Criticism of MSCI for selecting a baseline year that disadvantages some firms may be misplaced, according to TPI's chief technical adviser, Rory Sullivan. “You need to start somewhere,” he says. “That’s a really tricky and tough one; any year can be criticised.” More listed companies disclose their emissions than in years past. “We have significant improvements in disclosure over the last few years and it’s likely that the 2020 disclosure set is more complete,” Sullivan adds.

The issue with implied temperature rise is that there is no consistency in the market
Rory Sullivan, TPI

TPI says Orsted is aligned with a 1.5°C warmer world, according to its forward-looking climate methodology. TPI’s metric, which is run by the London School of Economics, produces an output similar to a temperature score, but there are only four possible outcomes for each stock: 1.5°C, below 2°C, compatible with national pledges (2°C to 2.5°C), and not compatible. Shell will become aligned to “national pledges” on carbon reduction in 2029, according to TPI’s method.

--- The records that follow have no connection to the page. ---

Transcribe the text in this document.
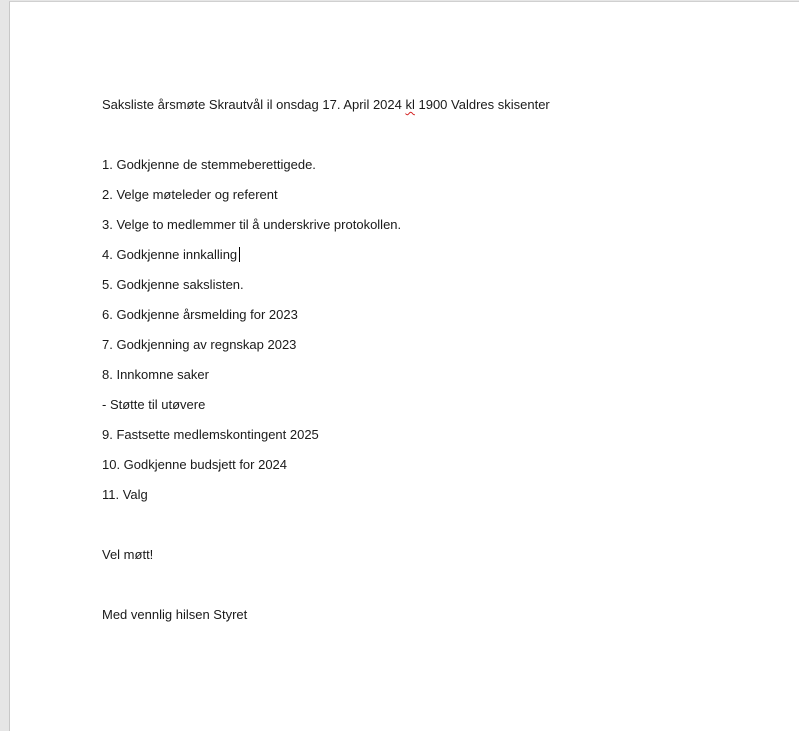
Saksliste årsmøte Skrautvål il onsdag 17. April 2024 kl 1900 Valdres skisenter
1. Godkjenne de stemmeberettigede.
2. Velge møteleder og referent
3. Velge to medlemmer til å underskrive protokollen.
4. Godkjenne innkalling
5. Godkjenne sakslisten.
6. Godkjenne årsmelding for 2023
7. Godkjenning av regnskap 2023
8. Innkomne saker
- Støtte til utøvere
9. Fastsette medlemskontingent 2025
10. Godkjenne budsjett for 2024
11. Valg
Vel møtt!
Med vennlig hilsen Styret
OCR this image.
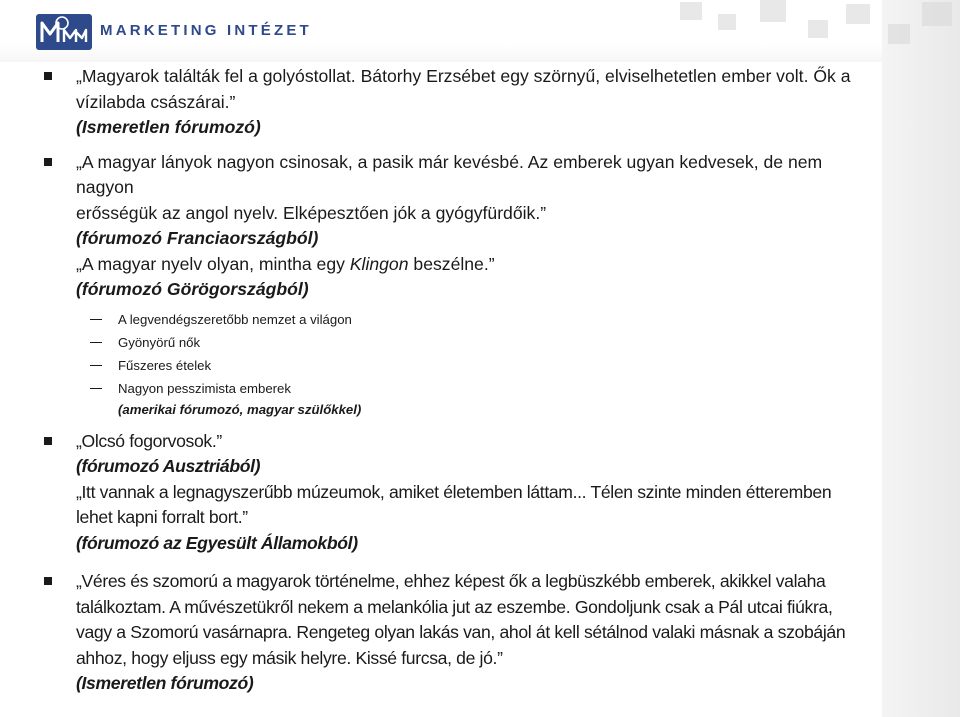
MARKETING INTÉZET
„Magyarok találták fel a golyóstollat. Bátorhy Erzsébet egy szörnyű, elviselhetetlen ember volt. Ők a
vízilabda császárai.”
(Ismeretlen fórumozó)
„A magyar lányok nagyon csinosak, a pasik már kevésbé. Az emberek ugyan kedvesek, de nem nagyon
erősségük az angol nyelv. Elképesztően jók a gyógyfürdőik.”
(fórumozó Franciaországból)
„A magyar nyelv olyan, mintha egy Klingon beszélne.”
(fórumozó Görögországból)
A legvendégszeretőbb nemzet a világon
Gyönyörű nők
Fűszeres ételek
Nagyon pesszimista emberek
(amerikai fórumozó, magyar szülőkkel)
„Olcsó fogorvosok.”
(fórumozó Ausztriából)
„Itt vannak a legnagyszerűbb múzeumok, amiket életemben láttam... Télen szinte minden étteremben
lehet kapni forralt bort.”
(fórumozó az Egyesült Államokból)
„Véres és szomorú a magyarok történelme, ehhez képest ők a legbüszkébb emberek, akikkel valaha
találkoztam. A művészetükről nekem a melankólia jut az eszembe. Gondoljunk csak a Pál utcai fiúkra,
vagy a Szomorú vasárnapra. Rengeteg olyan lakás van, ahol át kell sétálnod valaki másnak a szobáján
ahhoz, hogy eljuss egy másik helyre. Kissé furcsa, de jó.”
(Ismeretlen fórumozó)
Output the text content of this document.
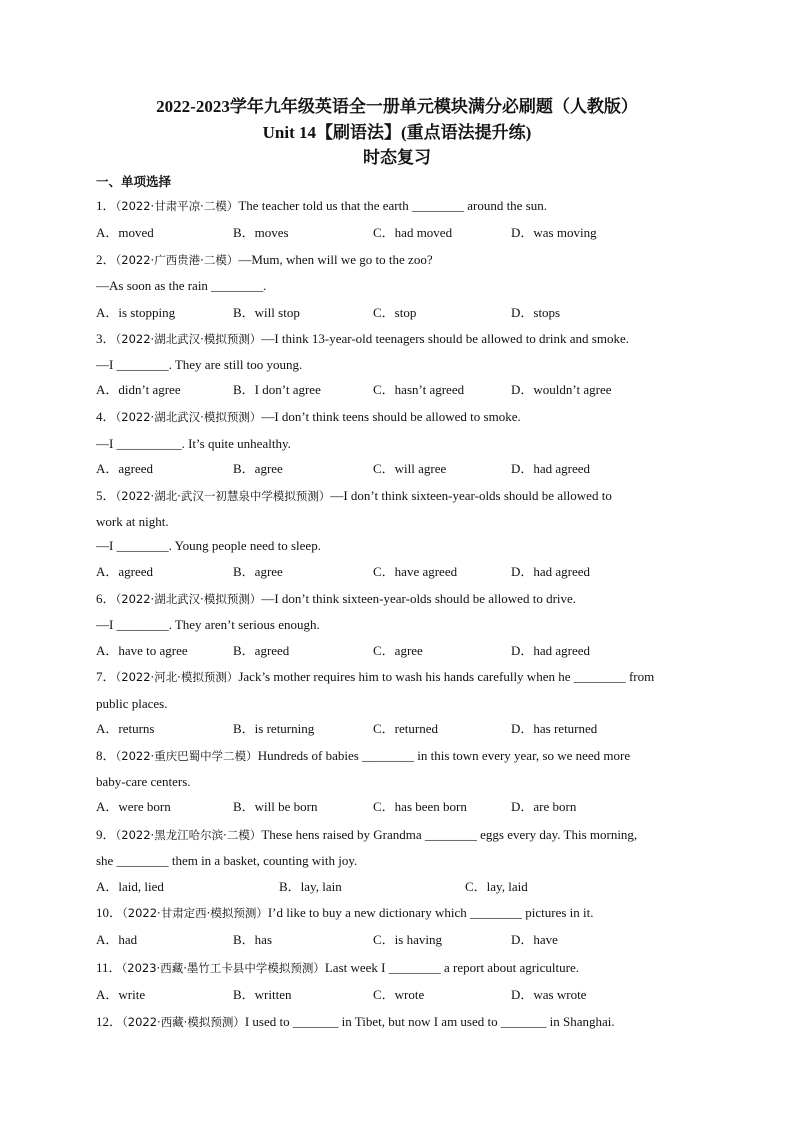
2022-2023学年九年级英语全一册单元模块满分必刷题（人教版）
Unit 14【刷语法】(重点语法提升练)
时态复习
一、单项选择
1．（2022·甘肃平凉·二模）The teacher told us that the earth ________ around the sun.
A．moved	B．moves	C．had moved	D．was moving
2．（2022·广西贵港·二模）—Mum, when will we go to the zoo?
—As soon as the rain ________.
A．is stopping	B．will stop	C．stop	D．stops
3．（2022·湖北武汉·模拟预测）—I think 13-year-old teenagers should be allowed to drink and smoke.
—I ________. They are still too young.
A．didn’t agree	B．I don’t agree	C．hasn’t agreed	D．wouldn’t agree
4．（2022·湖北武汉·模拟预测）—I don’t think teens should be allowed to smoke.
—I __________. It’s quite unhealthy.
A．agreed	B．agree	C．will agree	D．had agreed
5．（2022·湖北·武汉一初慧泉中学模拟预测）—I don’t think sixteen-year-olds should be allowed to
work at night.
—I ________. Young people need to sleep.
A．agreed	B．agree	C．have agreed	D．had agreed
6．（2022·湖北武汉·模拟预测）—I don’t think sixteen-year-olds should be allowed to drive.
—I ________. They aren’t serious enough.
A．have to agree	B．agreed	C．agree	D．had agreed
7．（2022·河北·模拟预测）Jack’s mother requires him to wash his hands carefully when he ________ from
public places.
A．returns	B．is returning	C．returned	D．has returned
8．（2022·重庆巴蜀中学二模）Hundreds of babies ________ in this town every year, so we need more
baby-care centers.
A．were born	B．will be born	C．has been born	D．are born
9．（2022·黑龙江哈尔滨·二模）These hens raised by Grandma ________ eggs every day. This morning,
she ________ them in a basket, counting with joy.
A．laid, lied	B．lay, lain	C．lay, laid
10．（2022·甘肃定西·模拟预测）I’d like to buy a new dictionary which ________ pictures in it.
A．had	B．has	C．is having	D．have
11．（2023·西藏·墨竹工卡县中学模拟预测）Last week I ________ a report about agriculture.
A．write	B．written	C．wrote	D．was wrote
12．（2022·西藏·模拟预测）I used to _______ in Tibet, but now I am used to _______ in Shanghai.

There is no regulator for temperature scores. The TCFD suggests financial firms publish the temperature trajectory of their investments, but it doesn’t say how they should calculate them. A group called the Portfolio Alignment Team, set up by Mark Carney, the UN’s Special Envoy for Climate and Finance, has published 26 recommendations for the companies that run temperature-score methodologies.

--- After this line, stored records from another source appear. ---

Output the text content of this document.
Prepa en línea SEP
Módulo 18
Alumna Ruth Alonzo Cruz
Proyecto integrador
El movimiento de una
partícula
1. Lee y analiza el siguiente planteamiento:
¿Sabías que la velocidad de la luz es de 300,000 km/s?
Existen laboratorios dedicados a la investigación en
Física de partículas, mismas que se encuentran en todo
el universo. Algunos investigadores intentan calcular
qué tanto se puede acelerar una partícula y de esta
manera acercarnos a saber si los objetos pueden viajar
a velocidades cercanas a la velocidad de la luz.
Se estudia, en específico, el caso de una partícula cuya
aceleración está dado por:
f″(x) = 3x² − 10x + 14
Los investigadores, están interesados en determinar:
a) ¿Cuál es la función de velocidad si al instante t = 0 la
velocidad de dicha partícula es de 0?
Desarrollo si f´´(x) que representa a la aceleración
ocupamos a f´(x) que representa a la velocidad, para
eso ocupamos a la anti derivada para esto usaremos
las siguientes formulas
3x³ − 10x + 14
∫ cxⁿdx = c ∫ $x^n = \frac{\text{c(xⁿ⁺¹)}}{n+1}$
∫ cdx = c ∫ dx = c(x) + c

MSCI has dedicated a lot of resources to overhauling its temperature scores to comply with those recommendations. It even ditched the tool’s old name – Warming Potential – because the new temperature scores are not comparable. The MSCI Implied Temperature Rise metric is closer to the PAT’s view of what a temperature-scoring methodology should look like, and Marchand says the overall response from investors has been largely positive.

“I would say the large majority of clients are really excited,” says Marchand. “We do get some pushback. We are very used to that to be honest; people find two or three where they disagree.”

Some asset managers use several providers of temperature scores because they want different perspectives on the likely path of a particular company’s emissions. Amundi, Europe’s largest asset manager, uses “three different methodologies because these methodologies are not totally stabilised yet”, according to Jean-Jacques Barbéris, the firm’s head of institutional and corporate clients coverage.

So far, there is little sign that investors are pulling money out of funds with high temperature scores. Mackenzie’s worst fears are yet to be realised. “The implied temperature rise debate is about how you convert future emissions projections into a number,” Sullivan says. “The issue with implied temperature rise is that there is no consistency in the market.”

Temperature scores are still in their infancy and can be useful guides to the energy transition. Fund managers are employed to make decisions based on their own reading of the data or their intuition. If they think a renewable energy firm with a temperature score of 3.19°C has a more credible route to net zero than an oil company that emits 47 times more carbon, they should bet their money that MSCI has got it wrong.